I’ve spent this week immersed in Berlin’s big digital culture festival Re:publica, attending dozens of talks, checking out virtual reality demos, watching people design all sorts of curious things at the maker stands, and recalling my high school German.
Held in a disused 19th-century freight station turned event venue, Re:publica has been fascinating and fun, with a consistently high quality of speakers and an excellent live English and German translation team for talks given on the main stages.
From an Irish perspective, an obvious and intriguing point of comparison is the Web Summit, the huge technology conference formerly of this parish but now – as just about anyone in Ireland knows all too well – departed to Lisbon amidst various ructions.
Both events were founded by youthful innovators without any significant event production experience, wanting to create something different from the norm but without a detailed road plan.
Both Web Summit and Re:publica grew quickly into sprawling, successful annual conferences attracting thousands of attendees.
Web Summit had 400 attendees in its first year, and now claims 60,000. Re:publica began with 700 and this year, organisers said they expected 9,000.
Serendipitously Irish
Both also are – or in the case of Web Summit, were – grounded very much in their place of origin.
What attracted so many to Web Summit initially, was, yes, the very high calibre of speakers, but really for outsiders, how embedded it was in the city of Dublin and how freewheeling and serendipitously Irish it was in spirit.
What makes Re:publica special, separate from the content, is its artsy, multicultural, “anything goes” Berlin funkiness, low key but confident.
And the very low-key presence of its business sponsors. Google, IBM and Microsoft all had stands, but they were small and intimate, of the same pallet and rough board construction as the small digital rights campaigners and startup organisations.
Microsoft’s signage was chalk on a chalkboard and its stand was there to highlight its LGBT networks and support.

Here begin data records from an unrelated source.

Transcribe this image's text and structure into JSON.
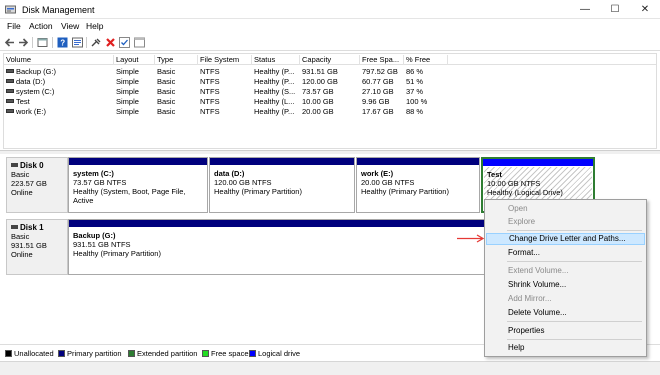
{
  "window": {
    "title": "Disk Management",
    "minimize": "—",
    "maximize": "☐",
    "close": "✕"
  },
  "menu": [
    "File",
    "Action",
    "View",
    "Help"
  ],
  "toolbar_icons": [
    "back-arrow-icon",
    "forward-arrow-icon",
    "properties-icon",
    "help-icon",
    "console-icon",
    "connect-icon",
    "delete-icon",
    "check-icon",
    "window-icon"
  ],
  "volume_list": {
    "columns": [
      "Volume",
      "Layout",
      "Type",
      "File System",
      "Status",
      "Capacity",
      "Free Spa...",
      "% Free"
    ],
    "rows": [
      [
        "Backup (G:)",
        "Simple",
        "Basic",
        "NTFS",
        "Healthy (P...",
        "931.51 GB",
        "797.52 GB",
        "86 %"
      ],
      [
        "data (D:)",
        "Simple",
        "Basic",
        "NTFS",
        "Healthy (P...",
        "120.00 GB",
        "60.77 GB",
        "51 %"
      ],
      [
        "system (C:)",
        "Simple",
        "Basic",
        "NTFS",
        "Healthy (S...",
        "73.57 GB",
        "27.10 GB",
        "37 %"
      ],
      [
        "Test",
        "Simple",
        "Basic",
        "NTFS",
        "Healthy (L...",
        "10.00 GB",
        "9.96 GB",
        "100 %"
      ],
      [
        "work (E:)",
        "Simple",
        "Basic",
        "NTFS",
        "Healthy (P...",
        "20.00 GB",
        "17.67 GB",
        "88 %"
      ]
    ]
  },
  "disks": [
    {
      "name": "Disk 0",
      "type": "Basic",
      "size": "223.57 GB",
      "status": "Online",
      "partitions": [
        {
          "name": "system  (C:)",
          "size": "73.57 GB NTFS",
          "health": "Healthy (System, Boot, Page File, Active"
        },
        {
          "name": "data  (D:)",
          "size": "120.00 GB NTFS",
          "health": "Healthy (Primary Partition)"
        },
        {
          "name": "work  (E:)",
          "size": "20.00 GB NTFS",
          "health": "Healthy (Primary Partition)"
        },
        {
          "name": "Test",
          "size": "10.00 GB NTFS",
          "health": "Healthy (Logical Drive)"
        }
      ]
    },
    {
      "name": "Disk 1",
      "type": "Basic",
      "size": "931.51 GB",
      "status": "Online",
      "partitions": [
        {
          "name": "Backup  (G:)",
          "size": "931.51 GB NTFS",
          "health": "Healthy (Primary Partition)"
        }
      ]
    }
  ],
  "legend": [
    {
      "label": "Unallocated",
      "color": "#000000"
    },
    {
      "label": "Primary partition",
      "color": "#00007d"
    },
    {
      "label": "Extended partition",
      "color": "#2e7d32"
    },
    {
      "label": "Free space",
      "color": "#22dd22"
    },
    {
      "label": "Logical drive",
      "color": "#0000ff"
    }
  ],
  "context_menu": {
    "items": [
      {
        "label": "Open",
        "enabled": false
      },
      {
        "label": "Explore",
        "enabled": false
      },
      {
        "label": "Change Drive Letter and Paths...",
        "enabled": true,
        "highlighted": true
      },
      {
        "label": "Format...",
        "enabled": true
      },
      {
        "label": "Extend Volume...",
        "enabled": false
      },
      {
        "label": "Shrink Volume...",
        "enabled": true
      },
      {
        "label": "Add Mirror...",
        "enabled": false
      },
      {
        "label": "Delete Volume...",
        "enabled": true
      },
      {
        "label": "Properties",
        "enabled": true
      },
      {
        "label": "Help",
        "enabled": true
      }
    ]
  },
  "colors": {
    "accent_arrow": "#e53935",
    "selected_border": "#2e7d32"
  }
}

Google had made a logo sign of plastic flowers and was there to tell attendees about grants for a media programme, not to be, well, Google.
IBM defined its space with a little robot and ran workshops each day.
Corporate banners
Surprised at the lack of big corporate banners and self-promotion, I asked Re:publica co-founder Andreas Gebhard if there were set rules on stands. No, he said.
“They just want to be integrated too. It’s not about the biggest stand, but what they have to offer.”
No speakers that I heard pushed a company or a product. This has to be one of the very few tech-centred events that hasn’t followed the Silicon Valley event recipe – now everywhere – of slick stands, high corporate visibility and “positioning” of sponsorship speakers.
Web Summit, of course, went down that slick route fairly quickly, having turned into something unexpectedly massive.
So large, it was ultimately beyond the scope of what Dublin could effectively host. Re:publica has opted for a main Berlin event with smaller satellite events, including in Dublin again this September 7-8th.
I’ve always thought a better route for Web Summit would have been more the Re:publica model – a smaller Dublin main event as the unique brand calling card from which to jump off and hold worldwide events. Organisers in the end decided to both move Web Summit and diversify to other events.
Nothing wrong with that. But something was definitely lost. As a seasoned large and small conference attendee, I know that something – many things – evaporate when events get massive.
The other notable difference between Re:publica and Web Summit is the speaker list and audience.
Don’t get me wrong, Web Summit has amazing speakers, but (as has been highlighted annually), a microscopic number of women (and they cheat too, by counting female talk moderators, like me, as “speakers”).
The Web Summit audience is also predominantly male, with a heavy business attendee presence.
Gender split
By contrast, Re:publica’s speaker list and audience is, refreshingly, about equally gender split. What you notice is two things: 1) that you don’t keep thinking “jeez, there’s an awful lot of guys”, and 2) there are queues for the women’s toilets.
The audience is also noticeably diverse in nationality and race and the event works hard to make sure people with disabilities attend and participate. Main stage talks are all deaf-signed and/or captioned, and the site is physically accessible, and numerous attendees are in wheelchairs or on support scooters.
All of this is not to argue that one event is “better” than the other. They are just very different now, with different aims and values, though they had many similarities at their founding.Where they are now is in large part due to decisions made by their founders.
Yet standing in the midst of the good natured, energetic madness of Berlin’s Re:publica, I couldn’t help but feel that Web Summit lost much that had made it special, rather than just especially huge.
Perhaps most particularly, the very thing that had always made it special: its Irish soul.